Hi all,

We have a Ceph(version 12.2.4)cluster that adopts EC pools, and it consists of 10 hosts for OSDs.

The corresponding commands to create the EC pool are listed as follows:



ceph osd erasure-code-profile set profile_jerasure_4_3_reed_sol_van \
  plugin=jerasure \
  k=4 \
  m=3 \
  technique=reed_sol_van \
  packetsize=2048 \
  crush-device-class=hdd \
  crush-failure-domain=host

ceph osd pool create pool_jerasure_4_3_reed_sol_van 2048 2048 erasure profile_jerasure_4_3_reed_sol_van



Since that the EC pool's crush-failure-domain is configured to be "host", we just disable the network interfaces of some hosts (using "ifdown" command) to verify the functionality of the EC pool.
And here are the phenomena we have observed:


First of all, the IO rate (of "rados bench", which we used for benchmark) drops immediately to 0 when one host goes offline.

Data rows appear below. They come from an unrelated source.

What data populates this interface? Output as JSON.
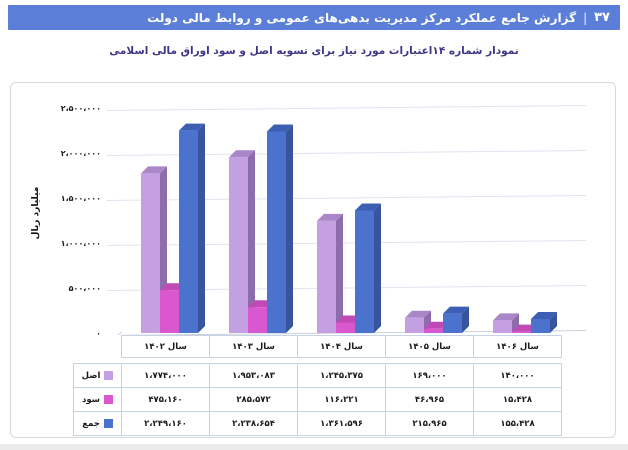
{
  "page": {
    "header": {
      "number": "۳۷",
      "separator": "|",
      "title": "گزارش جامع عملکرد مرکز مدیریت بدهی‌های عمومی و روابط مالی دولت",
      "bg_color": "#5b7ed8",
      "text_color": "#ffffff"
    },
    "title_color": "#3d3687",
    "footer_strip_color": "#ebebeb"
  },
  "chart_data": {
    "type": "bar",
    "style": "3d-clustered-column",
    "title": "نمودار شماره ۱۴اعتبارات مورد نیاز برای تسویه اصل و سود اوراق مالی اسلامی",
    "ylabel": "میلیارد ریال",
    "xlabel": "",
    "ylim": [
      0,
      2500000
    ],
    "ytick_interval": 500000,
    "yticks_display": [
      "۰",
      "۵۰۰،۰۰۰",
      "۱،۰۰۰،۰۰۰",
      "۱،۵۰۰،۰۰۰",
      "۲،۰۰۰،۰۰۰",
      "۲،۵۰۰،۰۰۰"
    ],
    "categories": [
      "سال ۱۴۰۲",
      "سال ۱۴۰۳",
      "سال ۱۴۰۴",
      "سال ۱۴۰۵",
      "سال ۱۴۰۶"
    ],
    "series": [
      {
        "name": "اصل",
        "values": [
          1774000,
          1953083,
          1245375,
          169000,
          140000
        ],
        "display": [
          "۱،۷۷۴،۰۰۰",
          "۱،۹۵۳،۰۸۳",
          "۱،۲۴۵،۳۷۵",
          "۱۶۹،۰۰۰",
          "۱۴۰،۰۰۰"
        ],
        "color": "#c49fe2",
        "color_top": "#aa87c8",
        "color_side": "#8d6cab"
      },
      {
        "name": "سود",
        "values": [
          475160,
          285572,
          116221,
          46965,
          15428
        ],
        "display": [
          "۴۷۵،۱۶۰",
          "۲۸۵،۵۷۲",
          "۱۱۶،۲۲۱",
          "۴۶،۹۶۵",
          "۱۵،۴۲۸"
        ],
        "color": "#da58cf",
        "color_top": "#c04ab6",
        "color_side": "#9d3f96"
      },
      {
        "name": "جمع",
        "values": [
          2249160,
          2238654,
          1361596,
          215965,
          155428
        ],
        "display": [
          "۲،۲۴۹،۱۶۰",
          "۲،۲۳۸،۶۵۴",
          "۱،۳۶۱،۵۹۶",
          "۲۱۵،۹۶۵",
          "۱۵۵،۴۲۸"
        ],
        "color": "#4b72cd",
        "color_top": "#3c5fb4",
        "color_side": "#38549e"
      }
    ],
    "grid": true,
    "legend_position": "data-table-side",
    "grid_color": "#dfe4f0",
    "axis_line_color": "#c9cfda",
    "axis_text_color": "#1a1a1a",
    "table_border_color": "#c5d3e5"
  }
}
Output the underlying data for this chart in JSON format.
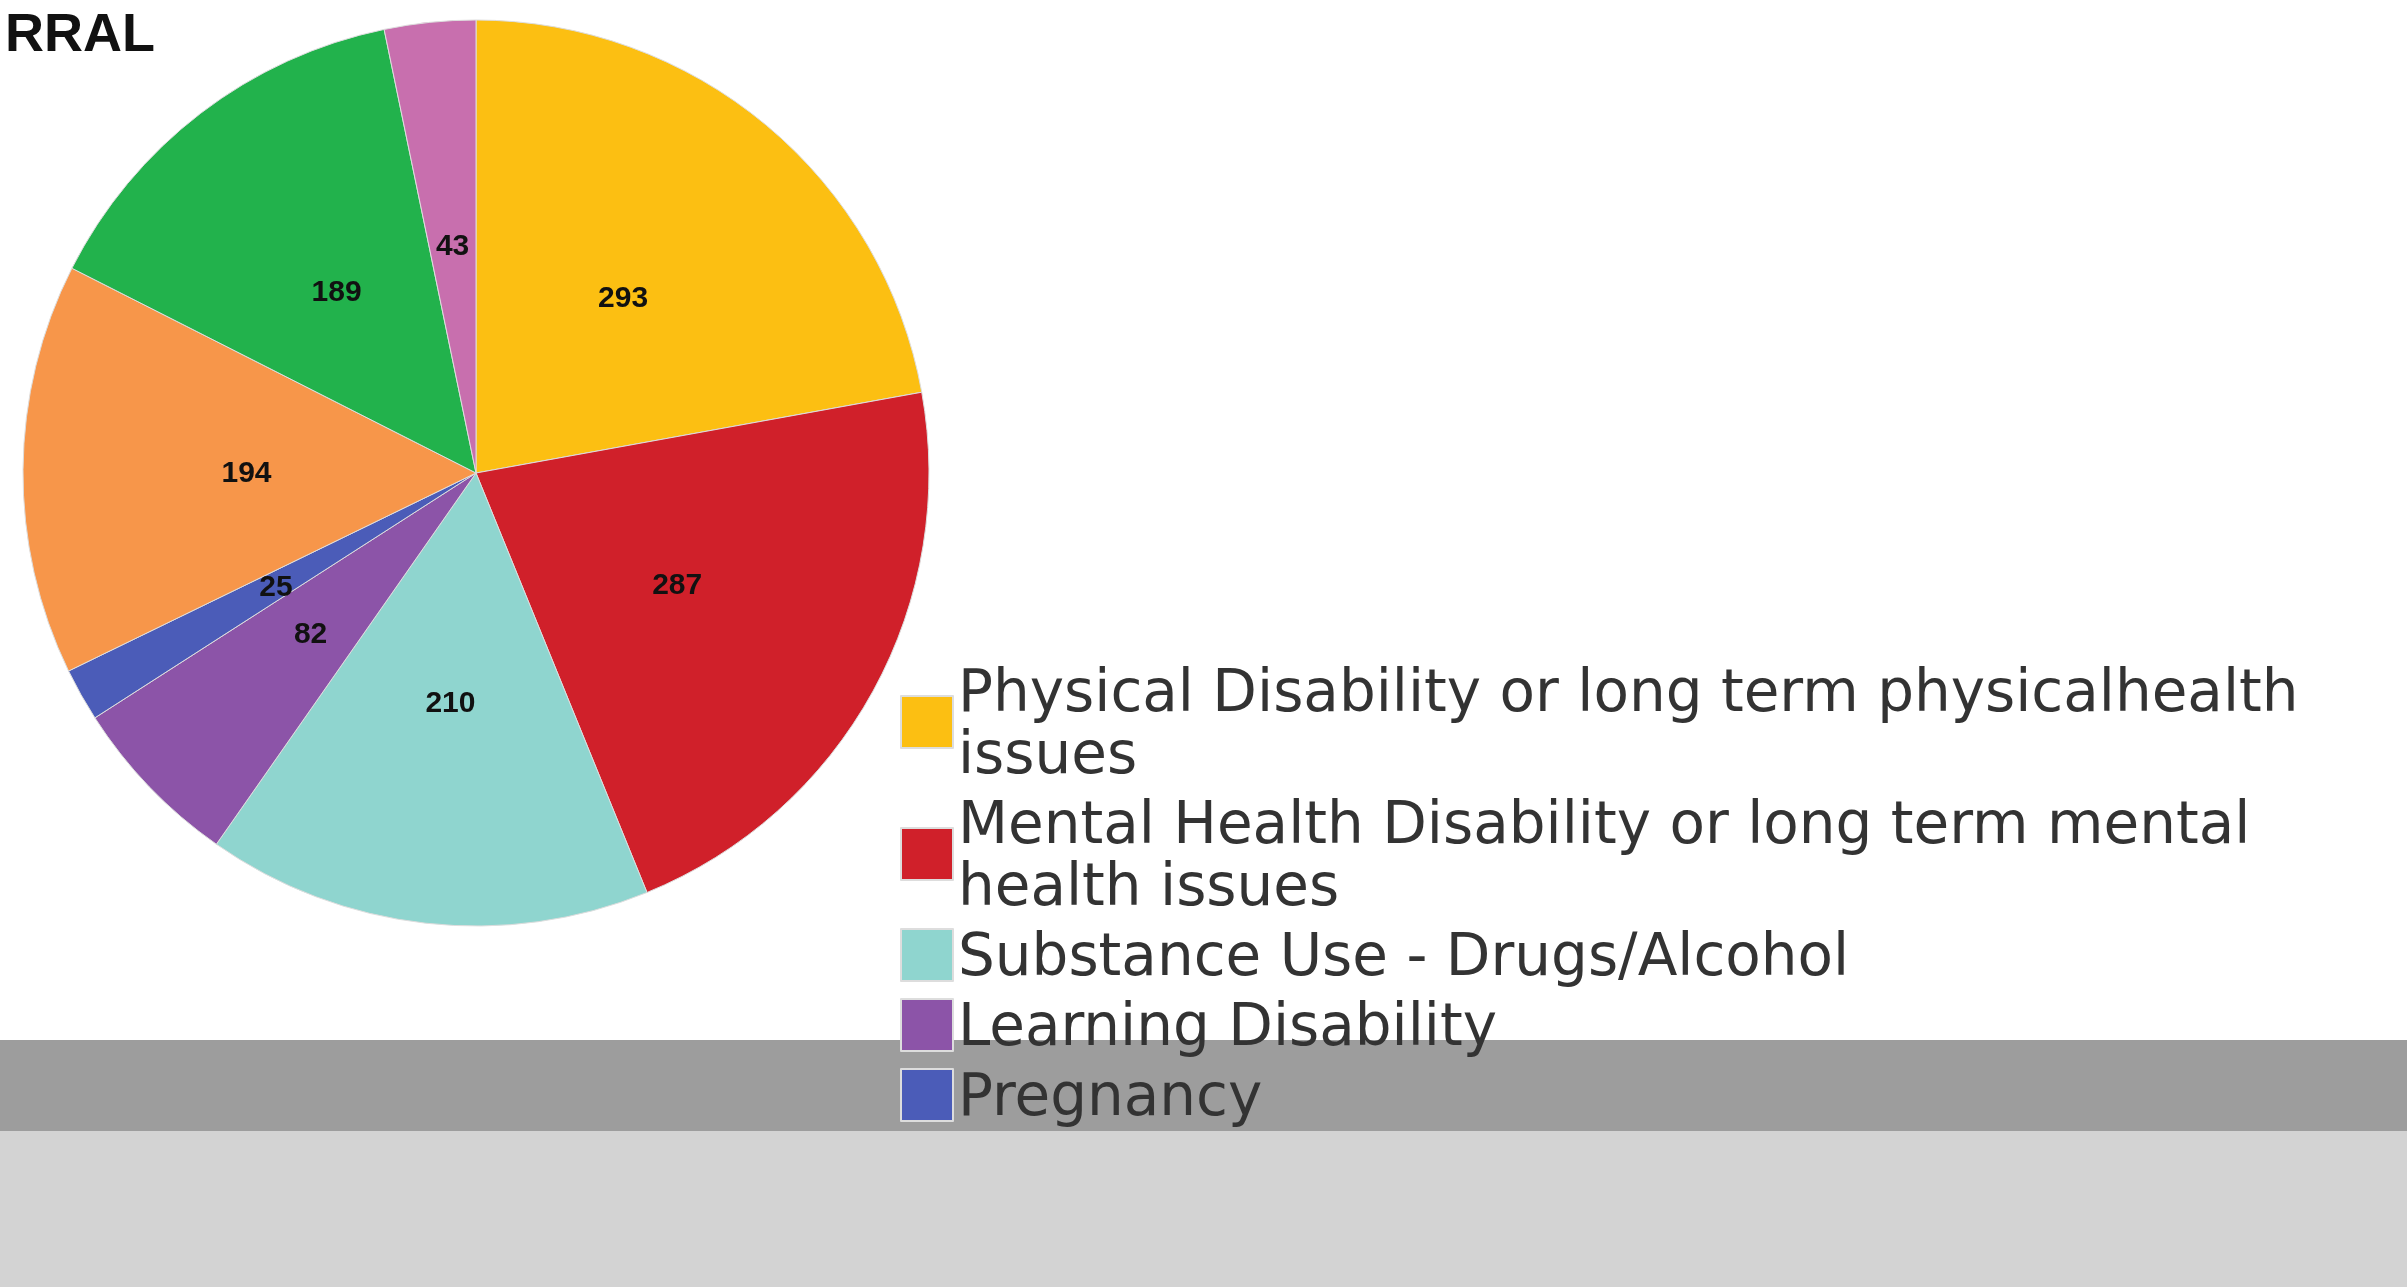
{
  "chart_data": {
    "type": "pie",
    "title": "RRAL",
    "categories": [
      "Physical Disability or long term physicalhealth issues",
      "Mental Health Disability or long term mental health issues",
      "Substance Use - Drugs/Alcohol",
      "Learning Disability",
      "Pregnancy",
      null,
      null,
      null
    ],
    "values": [
      293,
      287,
      210,
      82,
      25,
      194,
      189,
      43
    ],
    "colors": [
      "#fcbf12",
      "#d0202a",
      "#8fd5cf",
      "#8c54a8",
      "#4b5cb8",
      "#f7964a",
      "#22b24c",
      "#c86fae"
    ],
    "data_labels": true,
    "legend": "bottom right"
  }
}
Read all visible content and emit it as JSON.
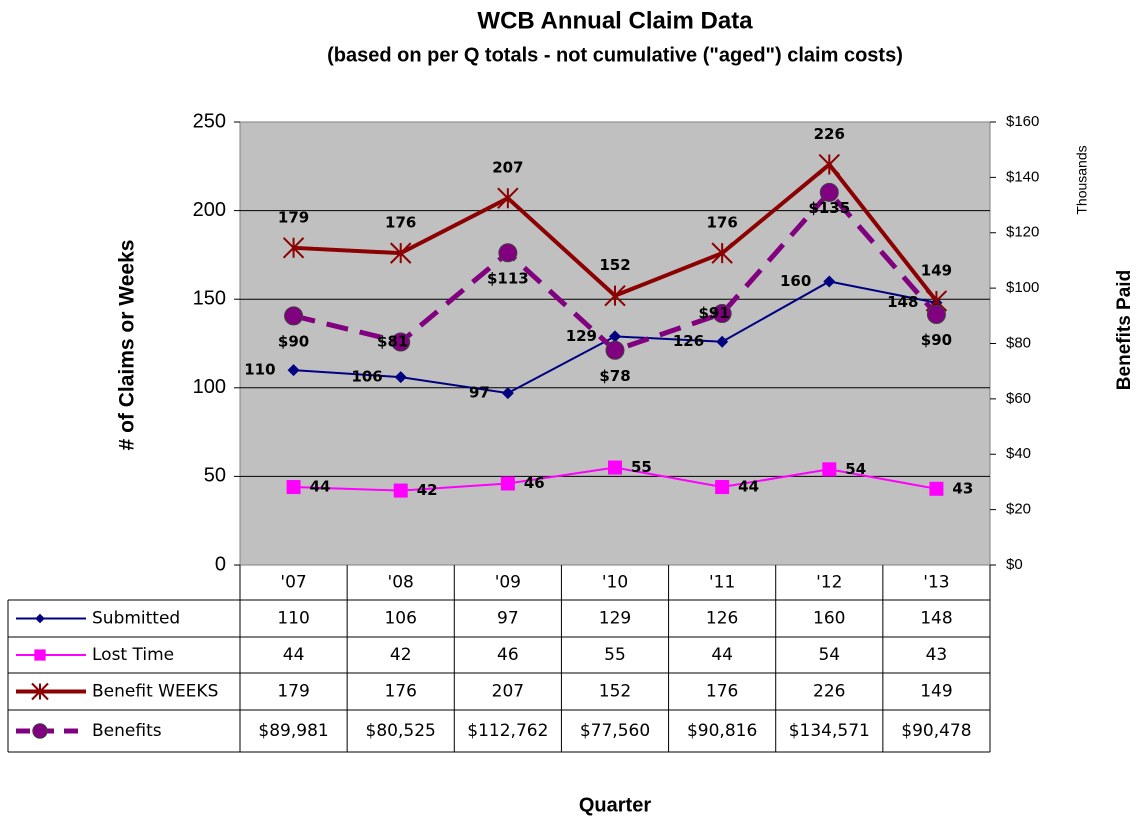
{
  "chart_data": {
    "type": "line",
    "title": "WCB Annual Claim Data",
    "subtitle": "(based on per Q totals - not cumulative (\"aged\") claim costs)",
    "x_label": "Quarter",
    "y_label": "# of Claims or Weeks",
    "y2_label": "Benefits Paid",
    "y2_unit": "Thousands",
    "categories": [
      "'07",
      "'08",
      "'09",
      "'10",
      "'11",
      "'12",
      "'13"
    ],
    "ylim": [
      0,
      250
    ],
    "yticks": [
      0,
      50,
      100,
      150,
      200,
      250
    ],
    "y2lim": [
      0,
      160000
    ],
    "y2ticks": [
      {
        "value": 0,
        "label": "$0"
      },
      {
        "value": 20000,
        "label": "$20"
      },
      {
        "value": 40000,
        "label": "$40"
      },
      {
        "value": 60000,
        "label": "$60"
      },
      {
        "value": 80000,
        "label": "$80"
      },
      {
        "value": 100000,
        "label": "$100"
      },
      {
        "value": 120000,
        "label": "$120"
      },
      {
        "value": 140000,
        "label": "$140"
      },
      {
        "value": 160000,
        "label": "$160"
      }
    ],
    "grid": true,
    "series": [
      {
        "name": "Submitted",
        "color": "#000080",
        "marker": "diamond",
        "values": [
          110,
          106,
          97,
          129,
          126,
          160,
          148
        ]
      },
      {
        "name": "Lost Time",
        "color": "#ff00ff",
        "marker": "square",
        "values": [
          44,
          42,
          46,
          55,
          44,
          54,
          43
        ]
      },
      {
        "name": "Benefit WEEKS",
        "color": "#8b0000",
        "marker": "star",
        "values": [
          179,
          176,
          207,
          152,
          176,
          226,
          149
        ]
      },
      {
        "name": "Benefits",
        "color": "#800080",
        "marker": "circle",
        "dashed": true,
        "axis": "y2",
        "values": [
          89981,
          80525,
          112762,
          77560,
          90816,
          134571,
          90478
        ],
        "value_labels": [
          "$90",
          "$81",
          "$113",
          "$78",
          "$91",
          "$135",
          "$90"
        ],
        "table_labels": [
          "$89,981",
          "$80,525",
          "$112,762",
          "$77,560",
          "$90,816",
          "$134,571",
          "$90,478"
        ]
      }
    ]
  }
}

Secondly, it takes a lot of time (around 100 seconds) for Ceph to detect corresponding OSDs on that host are down.

Finally, once the Ceph has detected all offline OSDs, the EC pool seems to act normally and it is ready for IO operations again.

So, here are my questions:

1. Is this normal that the IO rate drops to 0 immediately even though there is only one host goes offline?
2. How to make Ceph reduce the time needed to detect failed OSDs?


Thanks for any help.


Best regards,
Majia Xiao